D’abord, le film paraît sérieux, avec ses drames un peu pesants, ses dialogues lourdingues, son héros héroïque… Ça s’annonce dans la grande veine des mélos d’action qui commencent par insulter la science avant de se révéler totalement prévisibles, style Geostorm, voyez.
Mais il y a, çà et là, et allant crescendo au fur et à mesure que les séquences s’enchaînent, ce second degré infusant peu à peu pour finir dans une sorte de pseudo-parodie qui ne cesse de jouer avec les clichés des films d’action, tout en gardant des scènes dramatiques un peu trop bourrées de pathos, et en ajoutant des clins d’œil aux plus ridicules œuvres de monstres — vous savez, les Sharknado et autres Mega shark vs giant octopus.

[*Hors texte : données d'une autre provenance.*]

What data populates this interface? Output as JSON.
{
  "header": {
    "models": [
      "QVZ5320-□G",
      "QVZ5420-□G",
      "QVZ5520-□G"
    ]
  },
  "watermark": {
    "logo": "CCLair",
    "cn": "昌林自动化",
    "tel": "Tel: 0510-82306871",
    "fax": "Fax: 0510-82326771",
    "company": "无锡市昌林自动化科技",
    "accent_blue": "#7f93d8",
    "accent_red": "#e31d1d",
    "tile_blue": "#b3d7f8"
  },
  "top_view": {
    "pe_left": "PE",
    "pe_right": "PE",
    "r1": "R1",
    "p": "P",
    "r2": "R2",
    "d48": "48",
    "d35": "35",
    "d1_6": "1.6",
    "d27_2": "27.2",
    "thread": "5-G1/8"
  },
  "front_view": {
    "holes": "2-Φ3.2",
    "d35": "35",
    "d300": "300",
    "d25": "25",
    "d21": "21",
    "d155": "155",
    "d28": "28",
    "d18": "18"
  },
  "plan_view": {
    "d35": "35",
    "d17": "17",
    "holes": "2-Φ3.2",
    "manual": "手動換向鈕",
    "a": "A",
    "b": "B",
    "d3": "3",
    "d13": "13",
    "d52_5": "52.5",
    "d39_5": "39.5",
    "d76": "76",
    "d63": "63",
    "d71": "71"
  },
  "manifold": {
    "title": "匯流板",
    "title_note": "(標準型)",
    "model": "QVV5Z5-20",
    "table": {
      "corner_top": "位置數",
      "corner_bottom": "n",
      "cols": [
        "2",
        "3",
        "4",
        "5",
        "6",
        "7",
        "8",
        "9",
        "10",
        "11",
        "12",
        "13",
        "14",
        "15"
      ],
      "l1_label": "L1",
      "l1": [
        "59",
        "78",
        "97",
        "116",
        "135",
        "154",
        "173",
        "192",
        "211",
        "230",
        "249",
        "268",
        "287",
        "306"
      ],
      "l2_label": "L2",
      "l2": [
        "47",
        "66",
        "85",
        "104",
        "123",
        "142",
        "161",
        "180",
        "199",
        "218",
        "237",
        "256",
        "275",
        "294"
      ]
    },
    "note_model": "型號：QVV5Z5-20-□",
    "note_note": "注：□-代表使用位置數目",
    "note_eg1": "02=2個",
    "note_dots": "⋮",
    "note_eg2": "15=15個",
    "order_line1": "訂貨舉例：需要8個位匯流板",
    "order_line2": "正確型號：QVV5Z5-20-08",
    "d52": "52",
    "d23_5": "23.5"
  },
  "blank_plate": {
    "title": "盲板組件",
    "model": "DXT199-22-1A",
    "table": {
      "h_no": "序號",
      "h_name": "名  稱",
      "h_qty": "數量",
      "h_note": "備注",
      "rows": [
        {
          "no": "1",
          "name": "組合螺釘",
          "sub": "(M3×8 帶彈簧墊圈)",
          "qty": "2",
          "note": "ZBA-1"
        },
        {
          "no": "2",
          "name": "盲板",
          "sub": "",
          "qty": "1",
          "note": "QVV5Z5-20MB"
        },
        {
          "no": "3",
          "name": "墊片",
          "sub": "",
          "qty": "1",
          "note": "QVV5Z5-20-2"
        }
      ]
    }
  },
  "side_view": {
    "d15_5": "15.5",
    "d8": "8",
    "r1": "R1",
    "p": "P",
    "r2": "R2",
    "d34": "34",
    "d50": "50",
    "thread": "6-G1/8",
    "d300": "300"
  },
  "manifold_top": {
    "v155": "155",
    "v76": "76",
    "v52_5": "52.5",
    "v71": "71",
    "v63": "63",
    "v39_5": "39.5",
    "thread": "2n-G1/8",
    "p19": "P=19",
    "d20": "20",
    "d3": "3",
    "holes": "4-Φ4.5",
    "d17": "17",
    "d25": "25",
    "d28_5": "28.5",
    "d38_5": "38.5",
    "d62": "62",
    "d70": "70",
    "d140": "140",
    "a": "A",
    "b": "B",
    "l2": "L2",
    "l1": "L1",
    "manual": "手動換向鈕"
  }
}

Et c’est là qu’on comprend l’intérêt de ce casting complètement bâtard : ceux qui font du mélo d’action avec l’enfant qui comprend tout, la mère courage abandonnée, le médecin héroïque, le génie rigolo sacrifié etc. sont là pour faire exactement ça. Et ceux qui ont l’habitude de détourner le travail des premiers sont là pour saper leur produit tout en douceur et l’amener vers une tonalité moins sérieuse. En gros, les nuls premier degré servent à empêcher les nuls second degré de faire une parodie lourdingue, et les nuls second degré sont là pour empêcher les nuls premier degré de faire un navet larmoyant.
La bonne nouvelle, évidemment, c’est que Jason Statham est justement à l’aise dans cet entre-deux permanent : vrai acteur d’action, il a déjà montré un certain potentiel comique dans une part non négligeable de ses films. Il fait aussi partie de ces gens pour qui l’eau est un environnement naturel, ce qui lui permet de continuer à jouer imperturbablement quand il se fait traîner en pleine mer à haute vitesse — et je soupçonne que c’était le premier pré-requis sur la fiche de proposition d’emploi.
Au bout du compte, après un début un peu hésitant, En eaux troubles gagne en second degré ce qu’il perd en profondeur pour devenir un divertissement amusant, sur le fil entre pathétique et comique, qui jusqu’au bout joue au sérieux dans les scènes tragiques pour mieux dire « eh oh, c’est qu’un film, on rigole, quoi » dans la séquence suivante.